Amatem ile ilgili gözlemlerimi yazdıktan sonra bazı bağımlı yakınları da tedavi aşamasında yaşadıkları süreçleri kendi pencerelerinden kimisi telefonla, bazıları da yazılı olarak ifade ettiler. Ailelerin acısını anlıyorum. Ateş düştüğü yeri yakar.

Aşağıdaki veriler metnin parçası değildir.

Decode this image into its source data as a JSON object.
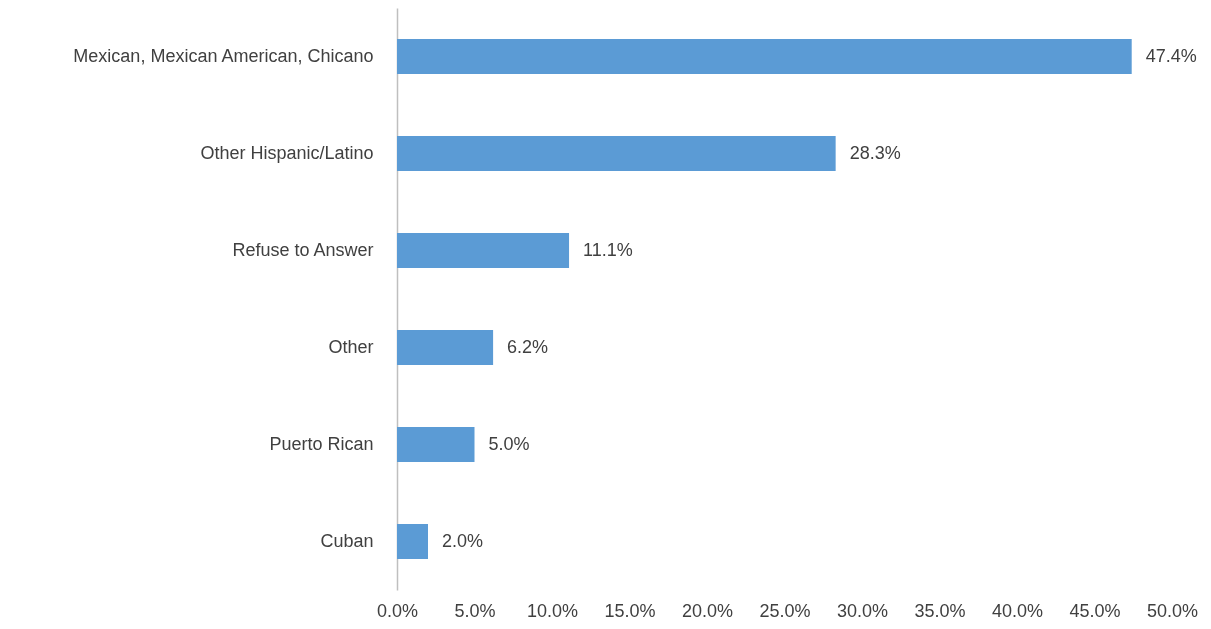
{
  "chart_data": {
    "type": "bar",
    "orientation": "horizontal",
    "categories": [
      "Mexican, Mexican American, Chicano",
      "Other Hispanic/Latino",
      "Refuse to Answer",
      "Other",
      "Puerto Rican",
      "Cuban"
    ],
    "values": [
      47.4,
      28.3,
      11.1,
      6.2,
      5.0,
      2.0
    ],
    "value_labels": [
      "47.4%",
      "28.3%",
      "11.1%",
      "6.2%",
      "5.0%",
      "2.0%"
    ],
    "color": "#5b9bd5",
    "xlim": [
      0,
      50
    ],
    "xticks": [
      {
        "value": 0,
        "label": "0.0%"
      },
      {
        "value": 5,
        "label": "5.0%"
      },
      {
        "value": 10,
        "label": "10.0%"
      },
      {
        "value": 15,
        "label": "15.0%"
      },
      {
        "value": 20,
        "label": "20.0%"
      },
      {
        "value": 25,
        "label": "25.0%"
      },
      {
        "value": 30,
        "label": "30.0%"
      },
      {
        "value": 35,
        "label": "35.0%"
      },
      {
        "value": 40,
        "label": "40.0%"
      },
      {
        "value": 45,
        "label": "45.0%"
      },
      {
        "value": 50,
        "label": "50.0%"
      }
    ],
    "grid": false
  }
}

Kiminin evladı madde bulmak için evdeki sıvı yağı, pekmezi, reçeli, peyniri, şekeri, makarnayı torbacılara verdiğini beyan etti. Hatta çaresiz bir anne de ‘oğlum yüzünden evde telefonu şarza koyamaz hale geldik. Çünkü cihazı alıp satıcılara veriyor. Elimdeki telefon benim 3.telefonum.’ Geçtiğimiz Perşembe günü oğulları madde bağımlısı iken çocuklarını maddeden kendi imkânları ile tamamen kurtaran örnek bir aile ile tanıştım. ‘Madde bağımlısı nasıl iyileşir’ konusunda örnek bir yaklaşım geliştirmişler. Baba olsun, anne olsun yaşadıkları onca zorluklardan sonra bilge ruhlu insanlar haline dönüşmüşler.

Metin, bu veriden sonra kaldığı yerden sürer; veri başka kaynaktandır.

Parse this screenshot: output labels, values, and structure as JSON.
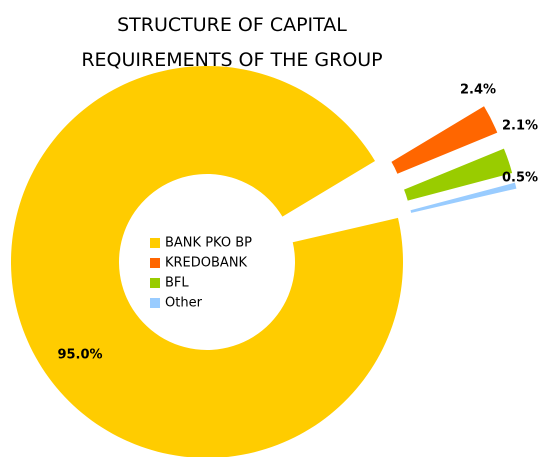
{
  "chart_data": {
    "type": "donut",
    "title": "STRUCTURE OF CAPITAL REQUIREMENTS OF THE GROUP",
    "categories": [
      "BANK PKO BP",
      "KREDOBANK",
      "BFL",
      "Other"
    ],
    "values": [
      95.0,
      2.4,
      2.1,
      0.5
    ],
    "value_labels": [
      "95.0%",
      "2.4%",
      "2.1%",
      "0.5%"
    ],
    "colors": [
      "#FFCC00",
      "#FF6600",
      "#99CC00",
      "#99CCFF"
    ],
    "legend": "center"
  }
}
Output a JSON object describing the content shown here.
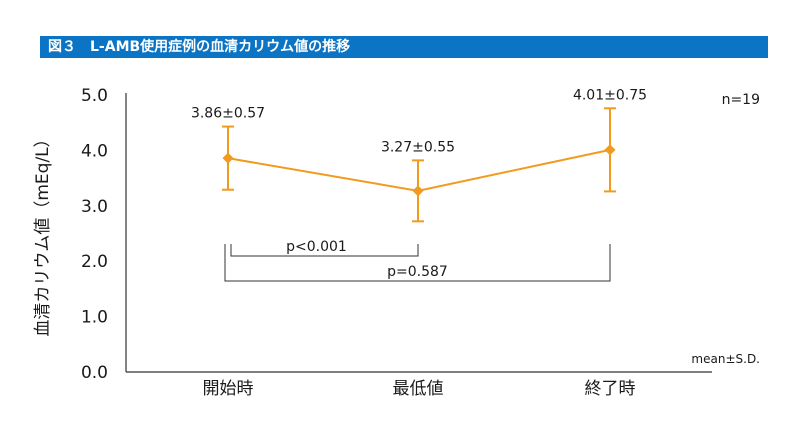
{
  "header": {
    "figure_no": "図３",
    "title": "L-AMB使用症例の血清カリウム値の推移"
  },
  "chart_data": {
    "type": "line",
    "categories": [
      "開始時",
      "最低値",
      "終了時"
    ],
    "series": [
      {
        "values": [
          3.86,
          3.27,
          4.01
        ],
        "sd": [
          0.57,
          0.55,
          0.75
        ]
      }
    ],
    "data_labels": [
      "3.86±0.57",
      "3.27±0.55",
      "4.01±0.75"
    ],
    "ylabel": "血清カリウム値（mEq/L）",
    "xlabel": "",
    "ylim": [
      0,
      5
    ],
    "yticks": [
      "0.0",
      "1.0",
      "2.0",
      "3.0",
      "4.0",
      "5.0"
    ],
    "annotations": {
      "n": "n=19",
      "stat_note": "mean±S.D.",
      "comparisons": [
        {
          "from": 0,
          "to": 1,
          "label": "p<0.001"
        },
        {
          "from": 0,
          "to": 2,
          "label": "p=0.587"
        }
      ]
    },
    "grid": false,
    "colors": {
      "series": "#f29a1e",
      "title_bg": "#0b74c4"
    }
  }
}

Bir bağımlıya nasıl yaklaşacakları konusunda bağımlı danışmanı kadar birikimli ve donanımlılar. Çocuğu nasıl iyileştirdikleri konusunda soruları sorduğumda, baba ve anne en başta çocuklarını sevgi dolu bir yürekle kucakladıklarını, en başta şehir değiştirdiklerini, çünkü satıcıların evlatlarının peşini bırakmayacağına olan inançlarından yıllarca oturdukları evi sattıklarını dile getirdiler.
Ne evlatlarını ne de kendilerini suçlamadıklarını, duygularını kontrol ederek, sakin ve soğukkanlı davrandıklarını, bunun bir ruhsal ve bedensel rahatsızlık olduğunu belirttiler. İletişimi kesmediklerini, korkutmadan, çocuğun tedaviye inancını kaybettirmeden, iletişimi sıcak ve kesintisiz tuttuklarını ifade ettiler. Ne kendileri, ne de çocukları bu süreçte hayal kırıklığı yaşamadıklarını,net kurallarla sınır koyduklarını,sorumluluk verdiklerini,tedavi sürecinin sadece bedensel olmayıp ruhsal yönünün de olduğuna inanarak başarıya ulaştıklarını ifade ettiler.
Şimdiye dek görüştüğüm bağımlı yakınları içinde bürokrat, eğitimci, din görevlisi, memur, işçi, akademisyenler oldu.